The love of your life finally pops the question! But when the ring box pops open, the diamond ring is, well, far from the love of your life. With the upcoming HBO Max Sex and the City revival, And Just Like That…, on the foreseeable horizon, we can’t help but wonder: can the wrong engagement ring still result in the right relationship? Or is it an omen for a Carrie/Aidan-like split? What are you supposed to do when you simply don’t like your engagement ring?
To get the answers, we went straight to the experts on the front-line of all-things engagement: Marci Bailey, curator of Bailey’s Fine Jewelry Antique and Estate Collection; Olivia Landau, CEO of The Clear Cut; and Stephanie Gottlieb, Founder and CEO of the eponymous jewelry house.
According to Landau, there is still hope for disappointed proposees. “At the end of the day the people in the relationship make the marriage work—not the piece of jewelry!” she says.
Bailey agrees, pointing out that buying a ring is a huge and difficult decision. “Megan Markel changed her ring. If even Prince Harry doesn’t get it right on the first try, it’s okay if somebody else doesn’t too,” she says.
But Gottlieb shows a bit more reservation about things. “[The engagement ring] symbolizes the start of a new chapter, [which is] all the more reason that both people should be on the same page about what it will eventually look like,” she says.
Luckily, these days, couples are more in tune with each other than ever when it comes to ring shopping; the surprise element of yesteryear has been replaced with couples embarking together on pre-engagment diamond ring shopping trips and appointments with jewelers, plus regularly exchanging Instagram DMs regarding design inspiration. “The surprise is often saved for the proposal itself, and perhaps some unique personalized details that get added to the design,” says Gottlieb.
What to Do When You Don’t Like You’re Engagement Ring
Although it’s becoming rarer for one partner to dislike the ring they receive, all of our experts attest to the fact that it still definitely happens from time to time. “It is not uncommon for a newly engaged client to request a new mounting or tweak an existing mounting,” says Bailey.
If merely broaching the subject of altering your engagement ring with your partner makes you cringe, you’re not alone. However, there are certainly ways to do it tactfully. “It will be a conversation you can’t take back,” says Bailey. “So rather than having an emotionally charged conversation when you first see the ring, it may be easier to sit with it for a few days and have an intentional, thoughtful conversation later on.”
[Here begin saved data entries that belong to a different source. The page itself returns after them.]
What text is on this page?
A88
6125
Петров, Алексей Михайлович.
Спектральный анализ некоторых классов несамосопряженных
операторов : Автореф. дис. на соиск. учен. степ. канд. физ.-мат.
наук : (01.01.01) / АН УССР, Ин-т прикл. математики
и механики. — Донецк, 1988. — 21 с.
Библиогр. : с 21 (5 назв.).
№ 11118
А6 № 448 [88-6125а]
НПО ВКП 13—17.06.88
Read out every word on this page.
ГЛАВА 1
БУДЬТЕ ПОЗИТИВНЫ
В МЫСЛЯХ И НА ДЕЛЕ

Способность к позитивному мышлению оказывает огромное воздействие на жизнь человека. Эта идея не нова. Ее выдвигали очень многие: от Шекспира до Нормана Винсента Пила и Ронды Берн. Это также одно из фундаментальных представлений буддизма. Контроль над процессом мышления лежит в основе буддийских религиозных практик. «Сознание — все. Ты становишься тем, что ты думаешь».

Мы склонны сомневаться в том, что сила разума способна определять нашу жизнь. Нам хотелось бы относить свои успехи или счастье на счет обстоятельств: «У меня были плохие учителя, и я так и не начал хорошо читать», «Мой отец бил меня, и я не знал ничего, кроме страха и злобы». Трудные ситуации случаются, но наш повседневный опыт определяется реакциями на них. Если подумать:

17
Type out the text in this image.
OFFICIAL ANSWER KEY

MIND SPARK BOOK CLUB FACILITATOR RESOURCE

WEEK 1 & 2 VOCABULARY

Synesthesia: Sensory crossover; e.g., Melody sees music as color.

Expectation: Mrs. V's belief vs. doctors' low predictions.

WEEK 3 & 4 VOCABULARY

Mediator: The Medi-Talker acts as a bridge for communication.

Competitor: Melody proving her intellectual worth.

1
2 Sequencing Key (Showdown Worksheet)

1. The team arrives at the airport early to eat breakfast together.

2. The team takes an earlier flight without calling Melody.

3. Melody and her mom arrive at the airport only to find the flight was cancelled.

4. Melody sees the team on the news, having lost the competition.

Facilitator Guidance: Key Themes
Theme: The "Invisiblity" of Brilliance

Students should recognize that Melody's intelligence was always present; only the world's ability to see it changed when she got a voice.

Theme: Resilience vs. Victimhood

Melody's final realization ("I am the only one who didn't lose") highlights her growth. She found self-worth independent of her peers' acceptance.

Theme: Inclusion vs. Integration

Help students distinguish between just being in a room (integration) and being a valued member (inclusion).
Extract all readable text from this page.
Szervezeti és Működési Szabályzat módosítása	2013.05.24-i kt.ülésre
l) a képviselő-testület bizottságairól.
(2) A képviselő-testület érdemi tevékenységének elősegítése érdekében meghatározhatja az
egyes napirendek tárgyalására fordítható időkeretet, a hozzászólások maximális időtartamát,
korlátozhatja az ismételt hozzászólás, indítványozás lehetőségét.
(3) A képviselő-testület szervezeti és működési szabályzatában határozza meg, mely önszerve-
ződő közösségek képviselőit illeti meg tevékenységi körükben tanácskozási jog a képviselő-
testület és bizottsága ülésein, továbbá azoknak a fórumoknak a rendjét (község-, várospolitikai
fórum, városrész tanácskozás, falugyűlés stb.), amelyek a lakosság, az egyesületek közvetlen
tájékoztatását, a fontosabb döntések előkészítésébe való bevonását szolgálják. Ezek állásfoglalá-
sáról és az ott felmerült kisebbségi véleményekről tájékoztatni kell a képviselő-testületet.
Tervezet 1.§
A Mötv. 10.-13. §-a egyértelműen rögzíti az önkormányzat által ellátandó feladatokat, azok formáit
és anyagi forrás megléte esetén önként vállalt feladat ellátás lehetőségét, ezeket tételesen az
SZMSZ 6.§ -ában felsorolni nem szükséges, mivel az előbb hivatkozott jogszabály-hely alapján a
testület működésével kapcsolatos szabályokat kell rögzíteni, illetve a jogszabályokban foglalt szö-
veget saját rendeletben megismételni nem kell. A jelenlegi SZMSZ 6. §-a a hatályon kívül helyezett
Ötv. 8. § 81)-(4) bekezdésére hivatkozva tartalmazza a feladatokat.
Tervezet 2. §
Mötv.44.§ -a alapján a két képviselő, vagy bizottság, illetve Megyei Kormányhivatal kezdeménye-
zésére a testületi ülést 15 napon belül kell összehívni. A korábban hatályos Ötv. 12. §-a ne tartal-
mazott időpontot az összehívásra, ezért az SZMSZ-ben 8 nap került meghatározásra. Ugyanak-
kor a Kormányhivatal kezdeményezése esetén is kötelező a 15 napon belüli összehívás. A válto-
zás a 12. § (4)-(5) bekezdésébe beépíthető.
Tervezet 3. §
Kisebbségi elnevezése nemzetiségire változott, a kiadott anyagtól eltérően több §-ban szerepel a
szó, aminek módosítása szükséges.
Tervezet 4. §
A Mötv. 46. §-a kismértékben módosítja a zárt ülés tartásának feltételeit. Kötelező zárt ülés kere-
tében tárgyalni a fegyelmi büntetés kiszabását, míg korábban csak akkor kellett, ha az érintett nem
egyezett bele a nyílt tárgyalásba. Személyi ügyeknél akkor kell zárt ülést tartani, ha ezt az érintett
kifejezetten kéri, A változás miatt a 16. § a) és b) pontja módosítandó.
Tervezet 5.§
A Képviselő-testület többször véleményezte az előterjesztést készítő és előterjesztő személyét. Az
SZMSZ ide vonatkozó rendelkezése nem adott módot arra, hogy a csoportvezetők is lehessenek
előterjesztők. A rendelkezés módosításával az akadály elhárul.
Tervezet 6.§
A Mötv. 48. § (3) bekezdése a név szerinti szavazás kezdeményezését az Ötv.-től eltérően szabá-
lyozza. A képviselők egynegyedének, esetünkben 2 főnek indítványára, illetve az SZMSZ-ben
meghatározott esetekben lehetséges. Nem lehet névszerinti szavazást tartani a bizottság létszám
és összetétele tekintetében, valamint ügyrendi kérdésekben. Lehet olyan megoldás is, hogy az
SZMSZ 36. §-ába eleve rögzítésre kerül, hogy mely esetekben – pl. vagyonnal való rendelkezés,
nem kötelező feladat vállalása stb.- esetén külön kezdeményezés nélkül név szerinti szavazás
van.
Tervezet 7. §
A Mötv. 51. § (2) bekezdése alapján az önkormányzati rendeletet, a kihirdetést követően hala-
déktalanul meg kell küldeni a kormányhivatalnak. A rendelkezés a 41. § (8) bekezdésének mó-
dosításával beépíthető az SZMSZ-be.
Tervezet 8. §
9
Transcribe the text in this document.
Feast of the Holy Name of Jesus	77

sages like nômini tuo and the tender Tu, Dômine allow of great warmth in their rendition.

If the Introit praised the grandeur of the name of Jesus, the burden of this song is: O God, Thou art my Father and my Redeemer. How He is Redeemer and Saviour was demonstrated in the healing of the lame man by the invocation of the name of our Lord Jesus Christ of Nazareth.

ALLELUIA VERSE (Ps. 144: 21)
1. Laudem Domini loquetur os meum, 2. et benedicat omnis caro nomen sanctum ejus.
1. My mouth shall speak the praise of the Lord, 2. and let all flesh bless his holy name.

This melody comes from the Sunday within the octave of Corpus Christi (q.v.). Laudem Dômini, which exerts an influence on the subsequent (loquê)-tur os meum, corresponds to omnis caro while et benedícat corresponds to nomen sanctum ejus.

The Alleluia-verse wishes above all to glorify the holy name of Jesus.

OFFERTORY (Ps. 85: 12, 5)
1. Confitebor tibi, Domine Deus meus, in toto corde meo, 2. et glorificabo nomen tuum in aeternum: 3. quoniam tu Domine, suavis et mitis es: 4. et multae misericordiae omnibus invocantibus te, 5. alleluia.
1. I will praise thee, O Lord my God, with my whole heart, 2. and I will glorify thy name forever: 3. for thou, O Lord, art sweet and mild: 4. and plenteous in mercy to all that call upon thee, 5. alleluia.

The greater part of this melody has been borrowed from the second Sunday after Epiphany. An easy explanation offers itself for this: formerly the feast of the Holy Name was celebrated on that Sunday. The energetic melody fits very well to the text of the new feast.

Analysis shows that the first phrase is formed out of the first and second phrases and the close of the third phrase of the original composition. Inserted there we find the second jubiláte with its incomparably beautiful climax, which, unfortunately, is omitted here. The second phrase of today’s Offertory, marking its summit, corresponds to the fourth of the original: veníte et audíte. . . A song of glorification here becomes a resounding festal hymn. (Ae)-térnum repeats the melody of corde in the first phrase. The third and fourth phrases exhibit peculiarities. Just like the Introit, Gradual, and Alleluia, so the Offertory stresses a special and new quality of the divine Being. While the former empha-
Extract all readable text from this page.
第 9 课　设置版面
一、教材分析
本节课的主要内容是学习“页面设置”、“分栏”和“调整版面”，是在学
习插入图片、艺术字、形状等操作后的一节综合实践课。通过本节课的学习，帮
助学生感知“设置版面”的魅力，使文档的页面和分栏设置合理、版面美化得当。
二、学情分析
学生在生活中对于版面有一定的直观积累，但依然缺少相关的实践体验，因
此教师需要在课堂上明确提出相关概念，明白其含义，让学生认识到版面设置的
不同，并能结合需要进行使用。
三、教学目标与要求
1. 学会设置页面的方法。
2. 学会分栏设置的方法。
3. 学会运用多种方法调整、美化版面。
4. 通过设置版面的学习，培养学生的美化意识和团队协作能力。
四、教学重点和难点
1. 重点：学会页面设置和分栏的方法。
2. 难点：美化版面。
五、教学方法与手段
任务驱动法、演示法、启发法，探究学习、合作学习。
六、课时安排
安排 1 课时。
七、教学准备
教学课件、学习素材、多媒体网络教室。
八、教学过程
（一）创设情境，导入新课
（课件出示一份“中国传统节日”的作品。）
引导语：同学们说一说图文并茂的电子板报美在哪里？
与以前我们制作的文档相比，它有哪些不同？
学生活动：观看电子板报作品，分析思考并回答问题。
“Some partners could be hurt by this admission,” warns Gottlieb. “In this case I would suggest to just wear the ring occasionally, and plan to pick out a wedding band you really love! In a few years, it might be easier to mention that you’re interested in changing the setting, or upgrading the style altogether.”
Upgrading Your Engagement Ring
Speaking of, upgrading is most certainly a ‘thing’. “The reality is financial situations change and so do tastes,” says Bailey. Often, couples decide to step up their engagement ring game at a milestone anniversary year.”
Gottlieb tells us that enlarging your stone size is becoming more and more popular; many of her clients do that when celebrating a decade of love.
“If you receive a lab grown diamond and don’t like it, you can replace it with a natural diamond,” says Landau. “A large part of [what makes a natural diamond engagement ring so special] is that its stone was formed billions of years ago; that is what makes it so rare and valuable. Natural diamonds have inherent value and can be passed down for generations as heirlooms.”
Of course, if your ring is too sentimental to play with, there are other tricks of the trade for giving it an updated look. “A stack can definitely change up the look of an engagement ring,” says Gottlieb. “Bands with a unique design or fancy shape stones can help to add a new element to the engagement ring style.”
How to Tell Your Partner What Engagement Ring You Want
For those who are not yet engaged and hoping to avoid a massive disappointment—or super awkward conversation—, communication from the get go is key. “If you have your heart set on something very specific, and you don’t want to be disappointed, make sure you’re very direct and specific on what you want that to look like,” says Bailey. “Sometimes we need to be a little bit shameless to make sure our partner knows what we like!” Gottlieb says.
Also, it’s important to remember that the ring recipients don’t always know better. Just think: if Carrie Bradshaw had just accepted the engagement ring that Aidan picked out for her—a pear-shaped diamond on a gold band, which was at the time considered très un-chic—she would be in good company with today’s most stylish women. Which raises a new question: can the right engagement ring still wind up in the wrong relationship?